The screeching is becoming frantic, the demonstrations
more desperate. Paul mason, communist agitator for a bygone age of heavy
industry and wildcat strikes, has been all over the news parading his own
breakdown for all to see. Remainer politicians, still believing they can play
both sides, are laughably claiming they stand for democracy while simultaneously
trying to overthrow it. And of course, the clownishly clad, EU-flag toting, ageing
hippies are out there, speaking for the young, whose ‘futures have been betrayed’.
What a hoot. They are reliving the Greenham Common peace
camps, the Ban-the-Bomb marches of the sixties and their own experimentation with
the discredited mind-altering ideologies of Marx and Mao. Democracy is one
thing, direct action another and the ignoring of a democratic mandate is an
abuse of both. The vote is won, but the war goes on and the lies, the misleading
rhetoric and the abuse of gullible people is largely the work of the losing
side. We are now in the fourth year of this war and the end feels like it
really is coming this time.
But how will they cope after the armistice, if armistice
there is?
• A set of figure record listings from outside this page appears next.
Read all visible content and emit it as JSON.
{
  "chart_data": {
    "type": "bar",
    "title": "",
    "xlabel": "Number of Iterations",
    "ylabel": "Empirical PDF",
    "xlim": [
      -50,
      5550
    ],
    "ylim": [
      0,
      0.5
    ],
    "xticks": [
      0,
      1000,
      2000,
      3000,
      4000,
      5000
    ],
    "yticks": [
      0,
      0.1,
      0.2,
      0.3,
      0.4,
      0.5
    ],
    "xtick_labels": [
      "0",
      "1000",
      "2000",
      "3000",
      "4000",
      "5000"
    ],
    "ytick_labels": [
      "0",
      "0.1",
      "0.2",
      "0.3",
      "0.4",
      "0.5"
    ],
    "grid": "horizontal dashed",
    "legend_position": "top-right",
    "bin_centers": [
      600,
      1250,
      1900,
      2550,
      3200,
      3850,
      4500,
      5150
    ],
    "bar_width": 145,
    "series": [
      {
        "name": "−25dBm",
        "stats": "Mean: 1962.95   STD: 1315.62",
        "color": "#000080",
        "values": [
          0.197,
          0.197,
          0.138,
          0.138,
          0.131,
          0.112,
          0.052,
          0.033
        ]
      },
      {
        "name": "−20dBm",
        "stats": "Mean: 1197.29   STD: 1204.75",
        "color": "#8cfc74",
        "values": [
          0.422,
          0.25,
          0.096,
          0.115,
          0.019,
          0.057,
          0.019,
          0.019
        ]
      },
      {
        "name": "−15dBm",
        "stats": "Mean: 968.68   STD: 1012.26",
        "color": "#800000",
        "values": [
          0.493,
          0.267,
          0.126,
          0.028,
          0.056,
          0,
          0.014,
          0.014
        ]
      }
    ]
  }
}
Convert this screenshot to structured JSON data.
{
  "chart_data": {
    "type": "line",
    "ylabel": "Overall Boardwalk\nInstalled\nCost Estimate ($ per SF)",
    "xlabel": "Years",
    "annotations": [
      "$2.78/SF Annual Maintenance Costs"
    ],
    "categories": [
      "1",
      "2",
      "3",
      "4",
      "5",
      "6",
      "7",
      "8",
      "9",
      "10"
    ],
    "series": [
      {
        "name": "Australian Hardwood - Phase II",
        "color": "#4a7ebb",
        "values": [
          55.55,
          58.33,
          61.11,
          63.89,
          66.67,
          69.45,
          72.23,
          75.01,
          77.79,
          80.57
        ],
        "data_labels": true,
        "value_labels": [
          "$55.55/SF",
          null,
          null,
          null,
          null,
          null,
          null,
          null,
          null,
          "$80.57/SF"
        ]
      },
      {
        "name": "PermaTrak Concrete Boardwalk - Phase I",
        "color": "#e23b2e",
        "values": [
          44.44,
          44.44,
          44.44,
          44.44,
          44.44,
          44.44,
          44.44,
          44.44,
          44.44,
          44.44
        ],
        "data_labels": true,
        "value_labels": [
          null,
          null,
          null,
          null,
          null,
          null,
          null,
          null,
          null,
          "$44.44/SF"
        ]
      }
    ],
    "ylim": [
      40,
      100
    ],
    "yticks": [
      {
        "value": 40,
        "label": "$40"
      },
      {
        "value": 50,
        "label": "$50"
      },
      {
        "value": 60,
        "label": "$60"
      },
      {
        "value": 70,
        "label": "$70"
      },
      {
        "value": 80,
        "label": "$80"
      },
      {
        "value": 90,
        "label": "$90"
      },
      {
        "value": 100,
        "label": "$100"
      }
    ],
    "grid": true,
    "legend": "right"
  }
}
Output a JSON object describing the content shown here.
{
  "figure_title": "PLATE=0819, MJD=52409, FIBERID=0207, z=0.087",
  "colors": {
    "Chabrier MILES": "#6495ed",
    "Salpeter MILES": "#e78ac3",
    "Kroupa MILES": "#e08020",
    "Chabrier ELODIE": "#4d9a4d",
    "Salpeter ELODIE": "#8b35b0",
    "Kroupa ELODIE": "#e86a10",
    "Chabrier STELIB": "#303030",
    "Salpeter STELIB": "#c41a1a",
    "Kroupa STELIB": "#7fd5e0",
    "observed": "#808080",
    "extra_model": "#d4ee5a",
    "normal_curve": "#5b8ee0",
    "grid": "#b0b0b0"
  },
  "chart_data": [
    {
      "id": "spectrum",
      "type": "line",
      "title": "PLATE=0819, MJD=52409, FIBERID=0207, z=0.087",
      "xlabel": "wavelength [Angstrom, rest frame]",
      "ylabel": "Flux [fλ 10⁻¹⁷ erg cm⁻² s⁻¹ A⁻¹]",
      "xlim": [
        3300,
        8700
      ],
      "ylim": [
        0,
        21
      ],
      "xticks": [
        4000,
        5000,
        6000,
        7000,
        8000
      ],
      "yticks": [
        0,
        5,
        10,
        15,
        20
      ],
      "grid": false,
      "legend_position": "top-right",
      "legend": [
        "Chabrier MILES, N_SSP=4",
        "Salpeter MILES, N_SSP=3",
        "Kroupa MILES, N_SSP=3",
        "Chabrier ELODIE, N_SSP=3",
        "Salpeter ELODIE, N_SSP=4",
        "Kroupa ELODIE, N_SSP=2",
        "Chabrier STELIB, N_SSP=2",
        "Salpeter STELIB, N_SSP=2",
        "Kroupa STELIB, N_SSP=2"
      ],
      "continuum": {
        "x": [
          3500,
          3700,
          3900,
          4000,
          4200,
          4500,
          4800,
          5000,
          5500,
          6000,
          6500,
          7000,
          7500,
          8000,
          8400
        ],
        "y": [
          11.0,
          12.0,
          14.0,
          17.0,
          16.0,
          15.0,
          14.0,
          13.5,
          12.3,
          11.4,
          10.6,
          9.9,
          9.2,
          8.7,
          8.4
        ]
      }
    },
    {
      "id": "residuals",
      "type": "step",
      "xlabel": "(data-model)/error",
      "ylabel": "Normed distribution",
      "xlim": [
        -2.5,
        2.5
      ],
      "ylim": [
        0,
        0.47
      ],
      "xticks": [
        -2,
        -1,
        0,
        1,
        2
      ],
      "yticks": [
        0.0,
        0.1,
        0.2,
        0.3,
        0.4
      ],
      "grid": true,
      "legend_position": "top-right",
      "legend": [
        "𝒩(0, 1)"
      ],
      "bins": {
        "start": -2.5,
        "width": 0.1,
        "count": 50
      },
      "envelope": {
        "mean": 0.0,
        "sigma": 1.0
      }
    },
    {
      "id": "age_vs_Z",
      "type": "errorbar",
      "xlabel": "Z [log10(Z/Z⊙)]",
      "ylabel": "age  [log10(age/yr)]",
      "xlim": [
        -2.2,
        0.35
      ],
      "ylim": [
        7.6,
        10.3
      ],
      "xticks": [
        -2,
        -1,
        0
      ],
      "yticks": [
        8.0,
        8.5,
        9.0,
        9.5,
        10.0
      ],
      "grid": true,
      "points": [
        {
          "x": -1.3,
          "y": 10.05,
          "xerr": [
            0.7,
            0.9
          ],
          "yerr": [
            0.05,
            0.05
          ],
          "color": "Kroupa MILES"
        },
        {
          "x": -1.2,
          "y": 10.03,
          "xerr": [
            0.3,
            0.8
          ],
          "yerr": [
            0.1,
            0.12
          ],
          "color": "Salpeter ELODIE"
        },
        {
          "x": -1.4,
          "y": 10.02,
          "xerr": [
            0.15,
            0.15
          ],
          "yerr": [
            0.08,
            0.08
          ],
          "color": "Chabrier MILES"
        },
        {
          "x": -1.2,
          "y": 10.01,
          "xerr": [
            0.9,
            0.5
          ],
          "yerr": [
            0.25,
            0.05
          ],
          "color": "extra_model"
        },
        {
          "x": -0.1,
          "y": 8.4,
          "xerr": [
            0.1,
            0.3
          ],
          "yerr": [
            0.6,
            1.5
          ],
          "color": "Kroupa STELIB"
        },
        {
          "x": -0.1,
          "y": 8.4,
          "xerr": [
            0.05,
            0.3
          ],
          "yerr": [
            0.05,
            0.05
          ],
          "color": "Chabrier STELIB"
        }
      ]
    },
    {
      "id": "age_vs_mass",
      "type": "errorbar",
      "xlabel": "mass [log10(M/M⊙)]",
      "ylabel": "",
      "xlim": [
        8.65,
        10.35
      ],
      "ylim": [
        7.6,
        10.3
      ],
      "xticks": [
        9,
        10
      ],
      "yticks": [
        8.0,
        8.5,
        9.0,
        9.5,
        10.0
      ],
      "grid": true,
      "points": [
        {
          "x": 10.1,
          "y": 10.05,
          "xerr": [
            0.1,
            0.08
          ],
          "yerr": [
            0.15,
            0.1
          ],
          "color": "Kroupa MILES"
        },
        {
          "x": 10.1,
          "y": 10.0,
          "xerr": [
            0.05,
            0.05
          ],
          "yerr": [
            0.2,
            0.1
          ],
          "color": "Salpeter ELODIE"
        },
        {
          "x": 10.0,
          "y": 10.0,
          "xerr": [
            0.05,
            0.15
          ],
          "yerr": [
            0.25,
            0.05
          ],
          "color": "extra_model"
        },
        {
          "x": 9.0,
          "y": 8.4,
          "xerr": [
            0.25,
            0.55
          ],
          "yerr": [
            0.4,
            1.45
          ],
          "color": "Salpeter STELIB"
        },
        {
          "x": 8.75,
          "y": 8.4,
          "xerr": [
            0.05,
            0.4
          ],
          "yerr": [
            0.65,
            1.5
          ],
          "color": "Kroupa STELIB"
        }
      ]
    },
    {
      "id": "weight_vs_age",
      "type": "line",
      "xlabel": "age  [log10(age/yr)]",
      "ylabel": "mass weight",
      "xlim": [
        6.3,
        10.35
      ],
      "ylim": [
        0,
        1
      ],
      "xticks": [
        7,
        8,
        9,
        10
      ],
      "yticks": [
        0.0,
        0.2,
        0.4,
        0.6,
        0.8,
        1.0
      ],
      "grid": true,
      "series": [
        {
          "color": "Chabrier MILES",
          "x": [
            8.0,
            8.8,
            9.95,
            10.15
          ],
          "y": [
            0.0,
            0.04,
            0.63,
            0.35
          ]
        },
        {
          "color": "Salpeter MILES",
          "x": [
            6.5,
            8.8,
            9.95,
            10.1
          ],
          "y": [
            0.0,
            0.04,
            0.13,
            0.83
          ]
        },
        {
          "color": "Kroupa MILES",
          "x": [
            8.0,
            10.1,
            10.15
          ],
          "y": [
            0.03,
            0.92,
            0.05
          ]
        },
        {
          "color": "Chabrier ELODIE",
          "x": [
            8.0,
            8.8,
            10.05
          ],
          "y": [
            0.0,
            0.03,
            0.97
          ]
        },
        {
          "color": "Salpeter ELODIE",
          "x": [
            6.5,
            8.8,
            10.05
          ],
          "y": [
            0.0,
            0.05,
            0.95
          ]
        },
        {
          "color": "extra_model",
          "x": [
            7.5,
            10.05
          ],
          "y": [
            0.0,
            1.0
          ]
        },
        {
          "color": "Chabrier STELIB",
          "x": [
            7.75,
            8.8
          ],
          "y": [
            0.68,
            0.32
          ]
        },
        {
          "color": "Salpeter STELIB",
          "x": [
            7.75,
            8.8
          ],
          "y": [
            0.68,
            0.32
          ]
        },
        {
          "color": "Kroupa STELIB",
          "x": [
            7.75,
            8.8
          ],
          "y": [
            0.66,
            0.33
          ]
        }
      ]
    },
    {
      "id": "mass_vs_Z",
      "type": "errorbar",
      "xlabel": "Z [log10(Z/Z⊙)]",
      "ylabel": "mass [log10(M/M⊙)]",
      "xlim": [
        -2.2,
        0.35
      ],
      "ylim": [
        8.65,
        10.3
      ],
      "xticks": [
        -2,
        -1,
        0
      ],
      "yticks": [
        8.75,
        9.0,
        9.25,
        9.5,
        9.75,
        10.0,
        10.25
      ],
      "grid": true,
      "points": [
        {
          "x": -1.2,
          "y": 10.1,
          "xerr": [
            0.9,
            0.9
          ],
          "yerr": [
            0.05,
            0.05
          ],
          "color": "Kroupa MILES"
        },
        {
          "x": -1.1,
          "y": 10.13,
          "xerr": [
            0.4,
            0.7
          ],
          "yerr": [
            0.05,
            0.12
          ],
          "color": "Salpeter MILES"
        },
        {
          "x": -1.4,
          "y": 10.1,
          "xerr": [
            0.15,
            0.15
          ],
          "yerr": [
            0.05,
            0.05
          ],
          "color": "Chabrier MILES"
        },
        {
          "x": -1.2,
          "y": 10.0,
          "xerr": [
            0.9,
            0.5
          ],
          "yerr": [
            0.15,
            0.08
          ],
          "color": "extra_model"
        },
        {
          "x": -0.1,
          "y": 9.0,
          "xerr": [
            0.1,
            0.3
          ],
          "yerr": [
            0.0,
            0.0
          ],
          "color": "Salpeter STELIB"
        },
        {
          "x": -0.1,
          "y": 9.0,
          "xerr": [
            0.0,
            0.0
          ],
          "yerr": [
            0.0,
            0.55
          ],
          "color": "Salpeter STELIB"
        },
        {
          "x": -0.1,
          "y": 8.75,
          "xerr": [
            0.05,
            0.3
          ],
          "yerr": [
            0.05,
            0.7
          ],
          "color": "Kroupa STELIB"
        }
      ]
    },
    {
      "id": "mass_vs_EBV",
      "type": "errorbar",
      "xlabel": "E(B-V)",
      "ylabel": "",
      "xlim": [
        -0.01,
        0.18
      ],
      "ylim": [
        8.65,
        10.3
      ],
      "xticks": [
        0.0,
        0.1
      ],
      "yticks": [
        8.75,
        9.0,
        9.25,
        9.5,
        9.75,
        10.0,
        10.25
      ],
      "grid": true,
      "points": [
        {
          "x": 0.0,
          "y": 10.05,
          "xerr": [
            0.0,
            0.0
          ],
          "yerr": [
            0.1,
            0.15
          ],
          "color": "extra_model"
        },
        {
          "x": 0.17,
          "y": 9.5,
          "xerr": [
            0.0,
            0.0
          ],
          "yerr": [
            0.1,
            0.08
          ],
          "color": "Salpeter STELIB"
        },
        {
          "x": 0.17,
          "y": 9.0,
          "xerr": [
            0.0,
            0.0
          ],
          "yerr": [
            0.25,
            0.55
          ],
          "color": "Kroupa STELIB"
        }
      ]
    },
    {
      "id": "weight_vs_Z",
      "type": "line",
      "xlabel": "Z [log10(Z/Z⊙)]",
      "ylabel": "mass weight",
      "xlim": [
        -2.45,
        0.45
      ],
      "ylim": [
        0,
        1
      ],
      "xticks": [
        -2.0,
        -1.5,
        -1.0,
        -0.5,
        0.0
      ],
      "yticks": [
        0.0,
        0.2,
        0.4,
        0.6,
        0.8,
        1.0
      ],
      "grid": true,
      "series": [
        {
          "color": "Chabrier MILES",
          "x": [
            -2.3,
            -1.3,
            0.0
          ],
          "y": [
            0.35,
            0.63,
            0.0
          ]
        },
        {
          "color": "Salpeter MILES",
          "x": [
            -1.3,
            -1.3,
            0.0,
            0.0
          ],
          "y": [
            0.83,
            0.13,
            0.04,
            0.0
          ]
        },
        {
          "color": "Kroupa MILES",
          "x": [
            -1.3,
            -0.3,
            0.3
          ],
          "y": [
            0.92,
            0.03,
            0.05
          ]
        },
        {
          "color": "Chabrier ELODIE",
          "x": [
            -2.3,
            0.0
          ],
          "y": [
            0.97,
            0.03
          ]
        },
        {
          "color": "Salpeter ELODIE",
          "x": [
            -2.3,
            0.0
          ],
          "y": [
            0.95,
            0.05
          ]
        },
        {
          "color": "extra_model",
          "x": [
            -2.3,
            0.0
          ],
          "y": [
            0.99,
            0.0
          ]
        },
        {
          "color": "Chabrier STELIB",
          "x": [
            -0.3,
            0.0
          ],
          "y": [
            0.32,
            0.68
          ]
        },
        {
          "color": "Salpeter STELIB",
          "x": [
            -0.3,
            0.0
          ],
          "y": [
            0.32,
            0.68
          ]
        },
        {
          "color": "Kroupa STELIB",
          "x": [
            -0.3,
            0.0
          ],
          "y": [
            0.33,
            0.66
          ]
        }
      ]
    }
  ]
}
After the war is over, will these people quietly go back to the jobs
they held before? And what of the overly vocal public figures who, mask-slipped,
have berated the public for their gullibility, their naivety, their doltish
stupidity? How will they fare post-Brexit and will they double down on their own
public humiliation by continuing to lobby for a lost cause? Well, of course
they will; there is nothing else left for them and obscurity would be
unbearable.
The only thing worse than being talked about, said Wilde,
is not being talked about. For those who have been made to look fools –
Grayling, Miller, Campbell, Clarke (the list goes on and on and on) the lesser punishment
might just be to look for scraps of funding from EU sources to continue the
fight from their little intellectual archipelago of disconnected islands. As
far as the rest of us are concerned, a period of silence from these hollow
vessels would be welcome.
Remainers make their reasonable demands...
So, let them have their last few weeks of public displays
of grief. Let them imagine their dwindling numbers are fighting a cause which
has not – as it has, undoubtedly – already been lost. Let them rend their
garments, shriek until they are hoarse, dance like loons draped in the flags of
our adversary. Let them call us fascists and Nazis, despots and dictators one
last time. And then, let us forgive them and forget them, for they know not
what they do.
I do so hope your right and that the end of the fight is at last in sight but I have grave fears that the EU gravy train riders will not quietly accept the democratic result they did not like. Even now the Commons is tearing itself to bits with plots and yet again talk of another election. Just how sick of this farse do we have to be before it all ends.